Do you like charming yet unscrupulous lead characters in a throwback farce masquerading as a heist film? Are you still captivated by Johnny Depp, once the beguiling title character in Edward Scissorhands? If so, then forget what you might have heard. Mortdecai is much better than most critics declared. If you like your movies frothy and served up with a dash of Inspector Clouseau, you’ll be pleased.

As Depp himself has said about Mortdecai: “Mort plays an art dealer, who is without question as sleazy as you can be. A rogue. And there are farcical Peter Sellers-Pink Panther qualities in this romp.”

And Depp still has very good comic timing, regardless of what disguises he dons these days — from his insanely craggy Keith Richards look as Captain Jack Sparrow in the Pirates of the Caribbean series or Tonto’s crow headdress in The Lone Ranger to his lush handlebar moustache in Mortdecai.

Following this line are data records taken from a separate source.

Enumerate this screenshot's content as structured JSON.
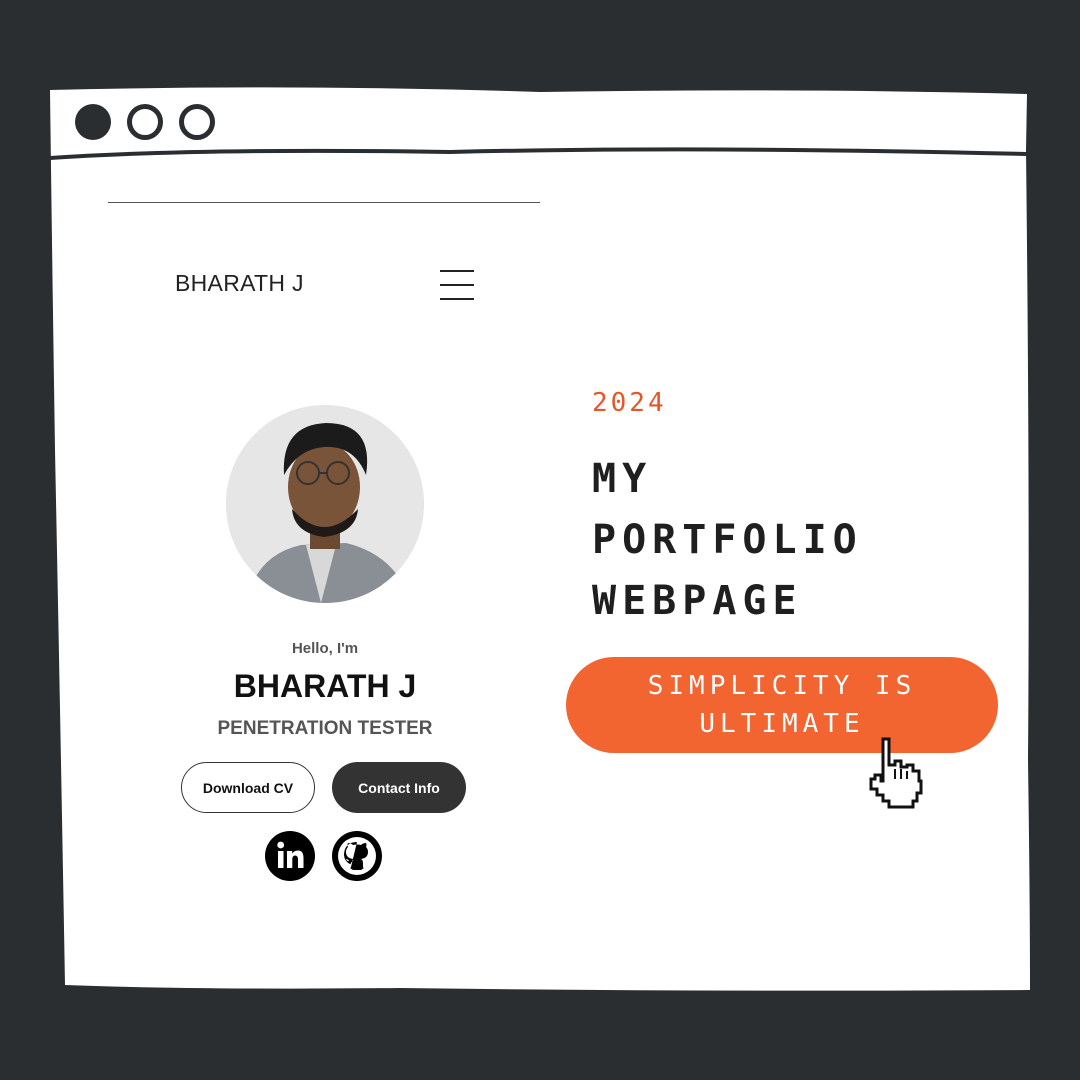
{
  "nav": {
    "brand": "BHARATH J"
  },
  "profile": {
    "greeting": "Hello, I'm",
    "name": "BHARATH J",
    "role": "PENETRATION TESTER",
    "buttons": {
      "download": "Download CV",
      "contact": "Contact Info"
    },
    "social": [
      "linkedin-icon",
      "github-icon"
    ]
  },
  "hero": {
    "year": "2024",
    "title_lines": [
      "MY",
      "PORTFOLIO",
      "WEBPAGE"
    ],
    "cta_lines": [
      "SIMPLICITY IS",
      "ULTIMATE"
    ]
  },
  "colors": {
    "background": "#2b2e31",
    "accent": "#f26430",
    "accent_text": "#e5572a",
    "button_dark": "#333333"
  }
}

Mortdecai is based on the first instalment (Don’t Point that Thing at Me) of a cult series of comic thriller novels by English author and champion swordsman Kyril Bonfiglioli. The 1970s series tracks the sometimes preposterous but always hilarious adventures of a dissolute, fey, and aristocratic art dealer, Charlie Mortdecai, who’s accompanied on his escapades by his minder/manservant Jock Strapp.

The movie revolves around Depp’s dodgy and almost broke lead character being hired by Inspector Alistair Martland, a former school pal played by Ewan McGregor, to help find a missing painting by Spanish master Francisco Goya. Martland is in love with Charlie’s wife, Johanna (Gwyneth Paltrow), and the two vie for her affections. Cue the laughs and hijinks!

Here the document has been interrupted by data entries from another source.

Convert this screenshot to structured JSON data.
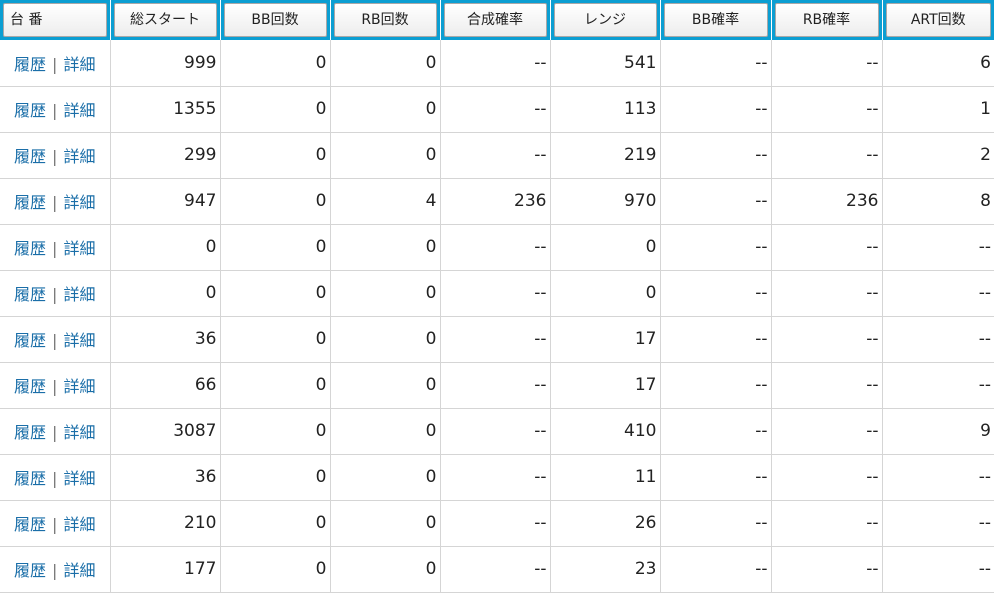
{
  "headers": [
    {
      "label": "台 番",
      "name": "header-dai-ban"
    },
    {
      "label": "総スタート",
      "name": "header-total-start"
    },
    {
      "label": "BB回数",
      "name": "header-bb-count"
    },
    {
      "label": "RB回数",
      "name": "header-rb-count"
    },
    {
      "label": "合成確率",
      "name": "header-combined-prob"
    },
    {
      "label": "レンジ",
      "name": "header-range"
    },
    {
      "label": "BB確率",
      "name": "header-bb-prob"
    },
    {
      "label": "RB確率",
      "name": "header-rb-prob"
    },
    {
      "label": "ART回数",
      "name": "header-art-count"
    }
  ],
  "link_labels": {
    "history": "履歴",
    "separator": "|",
    "detail": "詳細"
  },
  "rows": [
    [
      "999",
      "0",
      "0",
      "--",
      "541",
      "--",
      "--",
      "6"
    ],
    [
      "1355",
      "0",
      "0",
      "--",
      "113",
      "--",
      "--",
      "1"
    ],
    [
      "299",
      "0",
      "0",
      "--",
      "219",
      "--",
      "--",
      "2"
    ],
    [
      "947",
      "0",
      "4",
      "236",
      "970",
      "--",
      "236",
      "8"
    ],
    [
      "0",
      "0",
      "0",
      "--",
      "0",
      "--",
      "--",
      "--"
    ],
    [
      "0",
      "0",
      "0",
      "--",
      "0",
      "--",
      "--",
      "--"
    ],
    [
      "36",
      "0",
      "0",
      "--",
      "17",
      "--",
      "--",
      "--"
    ],
    [
      "66",
      "0",
      "0",
      "--",
      "17",
      "--",
      "--",
      "--"
    ],
    [
      "3087",
      "0",
      "0",
      "--",
      "410",
      "--",
      "--",
      "9"
    ],
    [
      "36",
      "0",
      "0",
      "--",
      "11",
      "--",
      "--",
      "--"
    ],
    [
      "210",
      "0",
      "0",
      "--",
      "26",
      "--",
      "--",
      "--"
    ],
    [
      "177",
      "0",
      "0",
      "--",
      "23",
      "--",
      "--",
      "--"
    ]
  ],
  "colors": {
    "header_bg": "#0b9ed2",
    "link": "#1a6ea8",
    "grid": "#d5d5d5"
  }
}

The scenes between Depp and the disdainful McGregor are wickedly seditious. As the thuggish but faithful-to-a-fault Jock, Paul Bettany silently steals some scenes. But the movie is about Charlie, and Depp nails his foppish antihero with charm.

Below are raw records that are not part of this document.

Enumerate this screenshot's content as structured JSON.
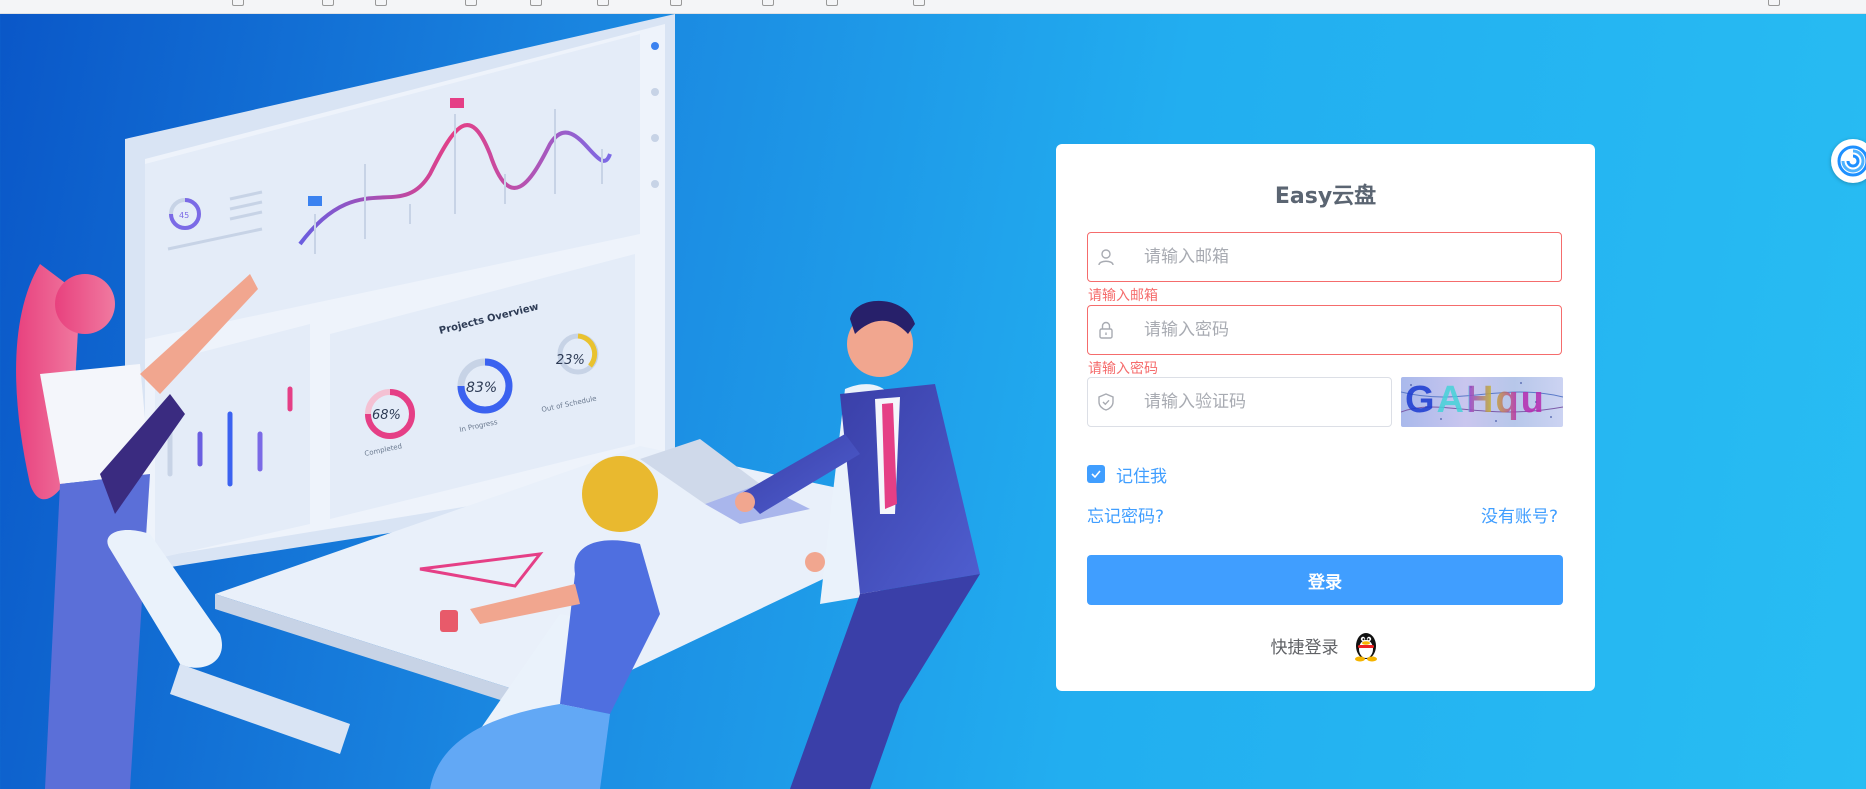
{
  "app": {
    "title": "Easy云盘"
  },
  "form": {
    "email": {
      "placeholder": "请输入邮箱",
      "value": "",
      "error": "请输入邮箱"
    },
    "password": {
      "placeholder": "请输入密码",
      "value": "",
      "error": "请输入密码"
    },
    "captcha": {
      "placeholder": "请输入验证码",
      "value": "",
      "image_text": "GAHqu"
    },
    "remember_label": "记住我",
    "remember_checked": true,
    "forgot_label": "忘记密码?",
    "register_label": "没有账号?",
    "login_label": "登录",
    "quick_login_label": "快捷登录"
  },
  "illustration": {
    "overview_title": "Projects Overview",
    "gauges": [
      {
        "value": "68%",
        "label": "Completed"
      },
      {
        "value": "83%",
        "label": "In Progress"
      },
      {
        "value": "23%",
        "label": "Out of Schedule"
      }
    ],
    "small_gauge": "45"
  },
  "icons": [
    "user-icon",
    "lock-icon",
    "shield-icon",
    "check-icon",
    "qq-penguin-icon",
    "assistant-swirl-icon"
  ],
  "colors": {
    "primary": "#409eff",
    "error": "#f56c6c",
    "title": "#5b6572",
    "bg_start": "#0a57c8",
    "bg_end": "#28bdf3"
  }
}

Until then, he’d “basically been known as a television actor...

In many ways, Mortdecai’s character is in Depp’s sweet zone, the one we the audience created by wanting more offbeat, quirky characters since he enthralled us in 1990 with Edward Scissorhands. Depp has called that role his “most important of all.” Until then, he’d “basically been known as a television actor and it put me on the road that I wanted to be on.”

Despite Depp’s otherworldly, Dorian Gray-like looks, Marlon Brando once called him “the most talented actor of his generation.” Indeed, Depp chalked up some unforgettable portrayals in What’s Eating Gilbert Grape, Ed Wood, Dead Man, Donnie Brasco, and Blow.

     But except for Sleepy Hollow (with a worldwide gross of more than $206 million), none of his films hit box office nirvana … until he started playing Captain Jack in the Pirates franchise in 2003. “Prior to Pirates,” he once said, “I’d been known within the confines of Hollywood as box-office poison. I’d built a career on 20 years of failures. Then you do a pirate movie and that buys you an island — the irony of it all!” (Depp bought a small island in the Bahamas in 2004 for $3.6 million after spotting it while shooting a Pirates of the Caribbean movie.)

However, some say Depp, 52, has become a caricature of himself, over-playing his offbeat whimsy, and that his idyllic Dorian painting in the attic has lost its lustre. Some of his recent movies, like The Rum Diary (with a worldwide gross of $24 million) and Transcendence ($103 million), have not done well financially. The Lone Ranger grossed about $260 million worldwide, but cost an estimated $375 million to produce and market.

People may be tiring of Depp’s Ichabod-Crane / Jack-Sparrow / Willy-Wonka / Barnabas-Collins / Mad-Hatter / more-Captain-Jack shtick. But box-office success demands more of the same, and Depp will dust off both the Mad Hatter and Jack Sparrow in new movies.

So, do we need Depp to return to the future by going back to playing memorable characters like Gilbert Grape, George Jung, Ed Wood, and Mort Rainey?

The answer may be at hand. Depp’s most recent release is Black Mass, the highly anticipated crime drama about South Boston’s infamous mobster, Whitey Bulger. Reviews credit Depp with a terrifyingly realistic portrayal. Co-star Joel Edgerton simply said, “The way he captures Whitey Bulger is chilling.”